KOFI ANNAN INVITE LES ETUDIANTS DE NOTRE-DAME A CONSACRER LEUR ANNEE DE BENEVOLAT A METTRE LEURS CONNAISSANCES EN INFORMATIQUE AU SERVICE DES PAYS PAUVRES

22 mai 2000


Communiqué de Presse
SG/SM/7406


KOFI ANNAN INVITE LES ETUDIANTS DE NOTRE-DAME A CONSACRER LEUR ANNEE DE BENEVOLAT A METTRE LEURS CONNAISSANCES EN INFORMATIQUE AU SERVICE DES PAYS PAUVRES

20000522

Vous trouverez, ci-après, l’allocation prononcée par le Secrétaire général à la cérémonie de remise des diplômes à l’université de Notre-Dame, South Bend (Indiana), le 21 mai 2000:

« Je vous remercie pour cette introduction plus que flatteuse, ainsi que pour ce diplôme de Docteur en droit.

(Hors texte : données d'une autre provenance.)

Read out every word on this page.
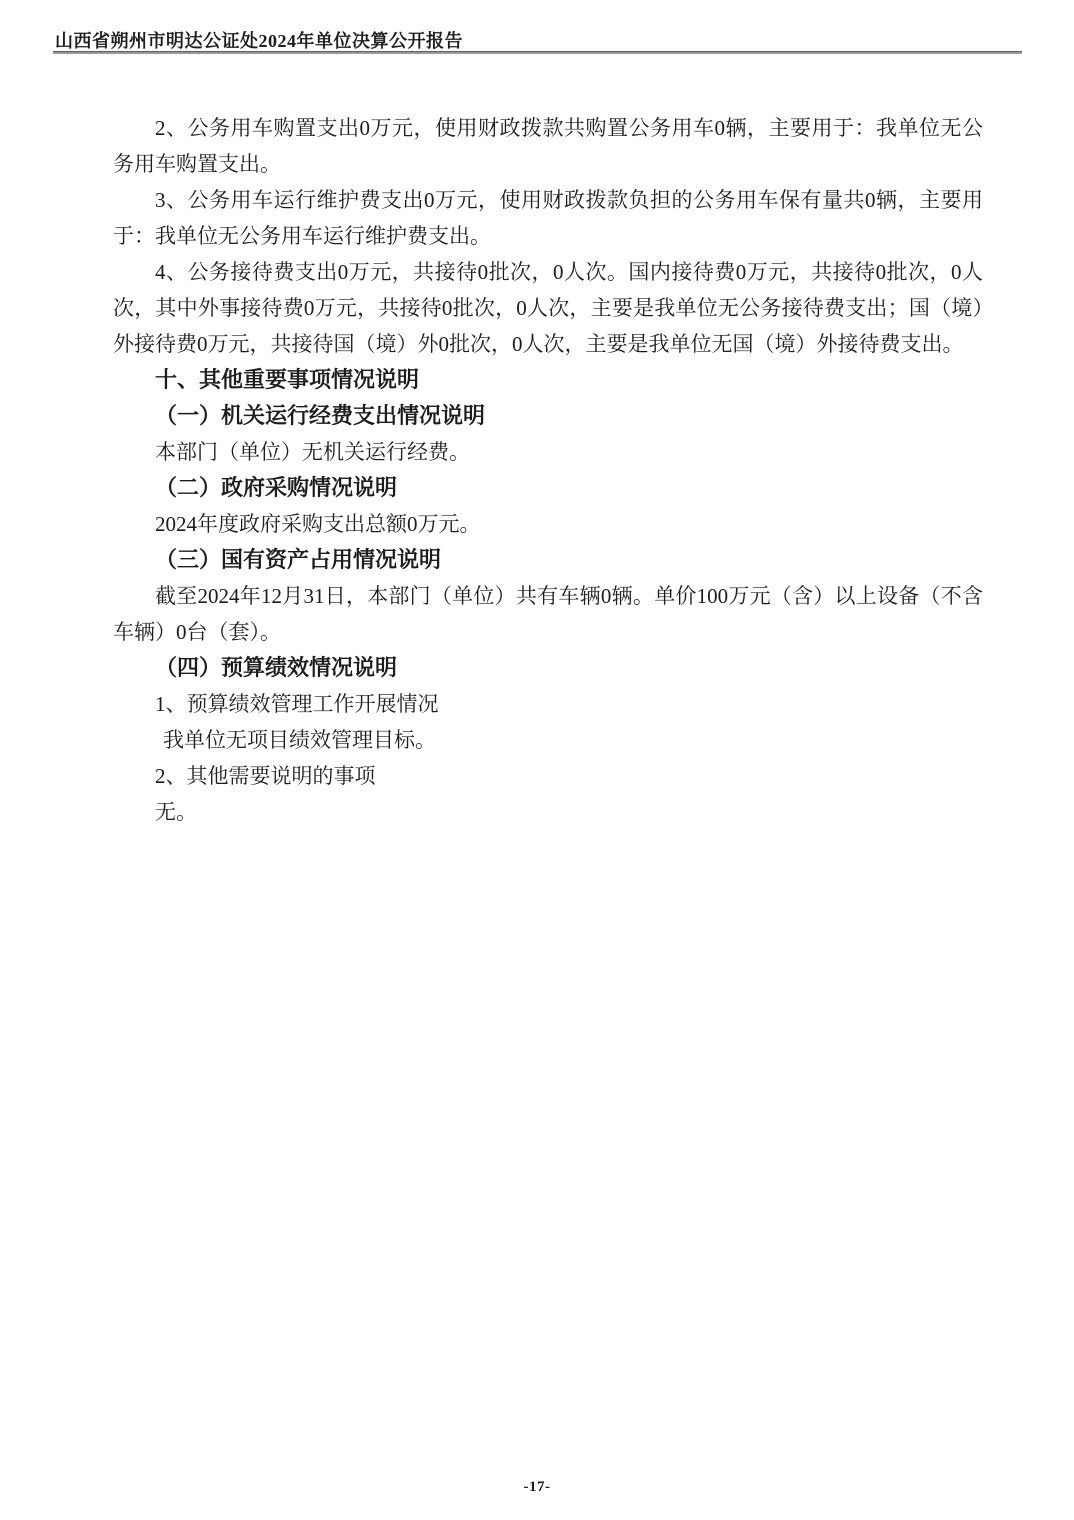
山西省朔州市明达公证处2024年单位决算公开报告

2、公务用车购置支出0万元，使用财政拨款共购置公务用车0辆，主要用于：我单位无公务用车购置支出。

3、公务用车运行维护费支出0万元，使用财政拨款负担的公务用车保有量共0辆，主要用于：我单位无公务用车运行维护费支出。

4、公务接待费支出0万元，共接待0批次，0人次。国内接待费0万元，共接待0批次，0人次，其中外事接待费0万元，共接待0批次，0人次，主要是我单位无公务接待费支出；国（境）外接待费0万元，共接待国（境）外0批次，0人次，主要是我单位无国（境）外接待费支出。

十、其他重要事项情况说明

（一）机关运行经费支出情况说明

本部门（单位）无机关运行经费。

（二）政府采购情况说明

2024年度政府采购支出总额0万元。

（三）国有资产占用情况说明

截至2024年12月31日，本部门（单位）共有车辆0辆。单价100万元（含）以上设备（不含车辆）0台（套）。

（四）预算绩效情况说明

1、预算绩效管理工作开展情况

我单位无项目绩效管理目标。

2、其他需要说明的事项

无。

-17-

C’est pour moi un grand honneur de vivre avec vous tous une journée si importante. Cette université est justement célèbre, et nous pouvons tous être très fiers du diplôme qu'elle nous décerne aujourd'hui.

Elle a bâti sa réputation sur un lien solide avec l’Église catholique, que même ceux d’entre nous qui n’en sont pas membres doivent admirer pour son message de fraternité universelle, de justice sociale et de respect de la vie.

Il y a un peu plus d’un mois, j’ai eu le privilège, comme plusieurs de mes collègues du système des Nations Unies, d’être reçu à Rome par S. S. le pape Jean- Paul II. Une fois de plus, j’ai été frappé par sa perception aiguë de l’époque dans laquelle nous vivons et par son désir profond de voir les bénéfices du progrès humain plus largement et plus équitablement partagés.

Il a évoqué l’interdépendance croissante des pays. Il a indiqué, avec beaucoup de justesse, que cette évolution du monde appelait une nouvelle approche et de nouveaux types de coopération internationale.

Il a également souligné qu’à l'aube du XXIe siècle, nous devons bâtir un monde dans lequel les individus et les peuples acceptent pleinement et sans équivoque leur responsabilité vis-à-vis des autres êtres humains, de tous les habitants de la terre.

Ce message m’a grandement encouragé car il correspond exactement à celui que j’essaie moi-même de faire passer.

Dans à peine trois mois, des dirigeants politiques du monde entier se réuniront à New York pour le Sommet du millénaire. Dans la perspective de cette manifestation, j’ai rédigé un rapport qui traite des questions de paix et de sécurité, des problèmes relatifs à l’environnement et de la réforme de l’Organisation des Nations Unies.

Le plus long chapitre de ce rapport, qui est, je pense, particulièrement proche du message du pape, s’intitule « Vivre à l’abri du besoin ». C’est ce thème que j’aimerais développer brièvement cet après-midi.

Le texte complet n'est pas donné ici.